What role models had I been left with?  My mother, cruel with words, was too fearful to stand up for herself against a cheating spouse.  My father, cruel with his hands, was too cowardly to remain faithful.  It was around that time I received the letter from church asking for more money from me.  Faith in my family, faith in my church and faith in myself faltered.  I broke that day, watching my mother trying not to cry, terrified of being without a cheating husband. 

All my life I thought I wanted a relationship like theirs, until that day.  My eyes were opened. Their marriage wasn't built on love, trust and understanding.  It was built on lies, cheating and a fear of life alone.  Yet, more than once, that was exactly what I ended up having for myself.  For years I blamed it on them.  But really, it was all on me.  I was simply emulating the example set before me.  No matter how hard i consciously fought against it, subconsciously I felt it was normal.  That's how life was supposed to be.  If my mother didn't deserve more than that, why should I?

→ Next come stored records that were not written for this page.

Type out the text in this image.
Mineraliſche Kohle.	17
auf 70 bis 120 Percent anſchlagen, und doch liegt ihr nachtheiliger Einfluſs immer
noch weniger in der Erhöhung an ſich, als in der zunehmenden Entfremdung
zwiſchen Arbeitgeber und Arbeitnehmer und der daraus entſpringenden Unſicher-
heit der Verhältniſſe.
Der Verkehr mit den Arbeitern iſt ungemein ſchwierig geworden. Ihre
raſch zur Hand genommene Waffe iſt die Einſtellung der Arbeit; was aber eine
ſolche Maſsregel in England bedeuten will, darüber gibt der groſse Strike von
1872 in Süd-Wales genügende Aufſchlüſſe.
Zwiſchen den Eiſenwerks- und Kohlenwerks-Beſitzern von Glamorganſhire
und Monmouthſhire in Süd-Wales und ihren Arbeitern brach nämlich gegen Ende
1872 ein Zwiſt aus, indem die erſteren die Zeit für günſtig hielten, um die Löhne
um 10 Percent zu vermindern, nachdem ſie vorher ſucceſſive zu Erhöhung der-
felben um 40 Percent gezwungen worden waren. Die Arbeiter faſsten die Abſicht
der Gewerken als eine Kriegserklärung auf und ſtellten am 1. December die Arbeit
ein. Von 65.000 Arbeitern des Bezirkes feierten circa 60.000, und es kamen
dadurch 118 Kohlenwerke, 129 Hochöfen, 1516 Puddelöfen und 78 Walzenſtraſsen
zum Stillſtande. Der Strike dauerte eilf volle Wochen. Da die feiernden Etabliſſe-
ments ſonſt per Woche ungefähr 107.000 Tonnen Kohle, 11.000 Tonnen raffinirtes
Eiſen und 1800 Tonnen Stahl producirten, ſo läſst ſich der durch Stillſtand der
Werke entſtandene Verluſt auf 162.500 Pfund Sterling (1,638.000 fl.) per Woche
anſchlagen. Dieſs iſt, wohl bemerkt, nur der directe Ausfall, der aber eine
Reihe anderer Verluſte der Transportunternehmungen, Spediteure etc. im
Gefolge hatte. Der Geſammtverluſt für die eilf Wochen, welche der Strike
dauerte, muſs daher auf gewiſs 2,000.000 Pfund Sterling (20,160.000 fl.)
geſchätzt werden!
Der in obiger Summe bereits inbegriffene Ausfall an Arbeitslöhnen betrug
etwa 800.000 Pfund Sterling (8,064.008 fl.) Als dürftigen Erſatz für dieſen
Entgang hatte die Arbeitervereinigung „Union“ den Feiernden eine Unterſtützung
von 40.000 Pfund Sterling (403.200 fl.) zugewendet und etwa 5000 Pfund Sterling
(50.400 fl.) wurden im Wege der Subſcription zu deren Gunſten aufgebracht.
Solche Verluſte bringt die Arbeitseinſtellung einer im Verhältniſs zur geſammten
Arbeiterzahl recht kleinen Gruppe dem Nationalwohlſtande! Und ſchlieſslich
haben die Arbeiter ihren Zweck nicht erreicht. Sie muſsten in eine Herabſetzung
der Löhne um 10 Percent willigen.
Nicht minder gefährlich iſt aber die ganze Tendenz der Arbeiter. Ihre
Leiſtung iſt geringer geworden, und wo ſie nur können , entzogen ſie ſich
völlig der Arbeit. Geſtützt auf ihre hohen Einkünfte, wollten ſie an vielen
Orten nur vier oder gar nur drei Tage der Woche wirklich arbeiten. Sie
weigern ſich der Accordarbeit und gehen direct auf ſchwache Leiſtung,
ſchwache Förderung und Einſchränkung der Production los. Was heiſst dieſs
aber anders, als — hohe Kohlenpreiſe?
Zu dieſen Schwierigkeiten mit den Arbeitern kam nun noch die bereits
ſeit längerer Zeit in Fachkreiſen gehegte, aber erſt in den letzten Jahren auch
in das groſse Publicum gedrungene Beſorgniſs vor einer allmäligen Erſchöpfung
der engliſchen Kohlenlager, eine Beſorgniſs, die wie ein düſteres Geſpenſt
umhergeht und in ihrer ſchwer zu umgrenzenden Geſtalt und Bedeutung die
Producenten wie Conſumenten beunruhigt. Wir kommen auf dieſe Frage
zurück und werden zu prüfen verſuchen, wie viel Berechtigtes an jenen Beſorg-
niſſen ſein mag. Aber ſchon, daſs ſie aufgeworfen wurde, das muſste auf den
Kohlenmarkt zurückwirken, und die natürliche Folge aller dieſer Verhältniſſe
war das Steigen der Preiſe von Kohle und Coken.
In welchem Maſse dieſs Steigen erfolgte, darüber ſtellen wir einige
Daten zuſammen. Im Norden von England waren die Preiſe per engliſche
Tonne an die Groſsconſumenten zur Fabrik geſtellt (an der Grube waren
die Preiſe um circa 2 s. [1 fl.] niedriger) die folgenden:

We sat in the Jeep for hours that day.  I never saw that Jeep or my father the same way again. 

I never gained any respect for my father after that.  I don't believe I ever tried or even wanted to.  But no matter how many times they hurt me over the years I held my promised silence.  I was a child as torn as their bond of marriage, because no matter how angry I ever was, I still loved them both.  I still do.  That was the deepest wound dealt that day.  How was a child of 15 supposed to love people who constantly hurt and manipulate the people they were supposed to love?  In many ways I wonder if so many issues I have with them even now stem from that moment. 

I'm breaking my silence only now because I've come to the understanding that this was too much for a 15 year old child to contain, and it never should have been asked in the first place.  I also break my silence now in hopes that, even if I'm not a part of their lives, they may finally open a dialogue about that summer of 1995 so that they might begin healing after 22 years of what has surely been painful for them both.  I wish them well, I wish them luck, and I wish them love. 

Just don't bring me back into the middle of it all again.  It's not the place of your children, no matter their age, to be your marriage counselor.